Nel sito, dove sono in corso ricerche mirate
all'interno del perimetro murario di un'abitazione incendiata
attorno al 1350, sono state scoperte fasi abitative precedenti, con
strutture murarie databili al Duecento.
I nuovi ritrovamenti sono stati illustrati oggi
da Marco Milanese, docente di Archeologia dell'Università di
Sassari e direttore di scavo, Gabriella Gasperetti, funzionaria
Soprintendenza Sassari e Nuoro, Fabrizio Demelas, sindaco di Sorso,
Federico Basciu, assessore alla Cultura di Sorso, Justin Leid
Wenger, professore di Archeologia dell'Università di Stanford.

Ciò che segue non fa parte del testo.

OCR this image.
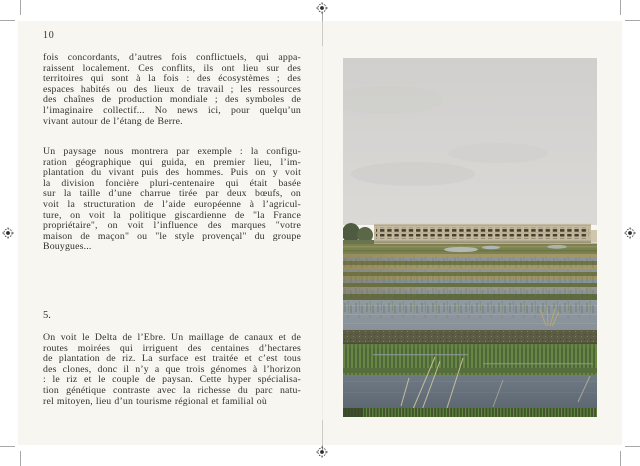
10
fois concordants, d’autres fois conflictuels, qui appa-
raissent localement. Ces conflits, ils ont lieu sur des
territoires qui sont à la fois : des écosystèmes ; des
espaces habités ou des lieux de travail ; les ressources
des chaînes de production mondiale ; des symboles de
l’imaginaire collectif... No news ici, pour quelqu’un
vivant autour de l’étang de Berre.
Un paysage nous montrera par exemple : la configu-
ration géographique qui guida, en premier lieu, l’im-
plantation du vivant puis des hommes. Puis on y voit
la division foncière pluri-centenaire qui était basée
sur la taille d’une charrue tirée par deux bœufs, on
voit la structuration de l’aide européenne à l’agricul-
ture, on voit la politique giscardienne de "la France
propriétaire", on voit l’influence des marques "votre
maison de maçon" ou "le style provençal" du groupe
Bouygues...
5.
On voit le Delta de l’Ebre. Un maillage de canaux et de
routes moirées qui irriguent des centaines d’hectares
de plantation de riz. La surface est traitée et c’est tous
des clones, donc il n’y a que trois génomes à l’horizon
: le riz et le couple de paysan. Cette hyper spécialisa-
tion génétique contraste avec la richesse du parc natu-
rel mitoyen, lieu d’un tourisme régional et familial où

"Si tratta dello straordinario ritrovamento di
tre abitazioni medievali sovrapposte l'una all'altra nel medesimo
spazio che testimoniano che per almeno trecento anni (dal 1000-1100
al 1350) le case del villaggio sono state costruite, vissute,
demolite e ricostruite sempre nel medesimo areale", ha spiegato
Milanese.
La prosecuzione delle ricerche permetterà di
indagare ulteriormente le fasi di fondazione del villaggio
medievale e i suoi rapporti con le tracce di età romana, che
testimoniano la presenza di un insediamento più antico, nello
stesso sito dove fusarà organizzata la "bidda de Geriti".
Gli scavi proseguono anche nell'area della
chiesa di Sant'Andrìa e confermano la planimetria della grande
chiesa gotica medievale stimabile attorno al 1320. Emergono le
strutture del campanile quadrato, le tracce della pavimentazione
del transetto e della navata, della demolizione della chiesa
avvenuta nell'Ottocento per recuperare i grandi blocchi calcarei e
riutilizzarli nella nuova parrocchiale di San Pantaleo a Sorso.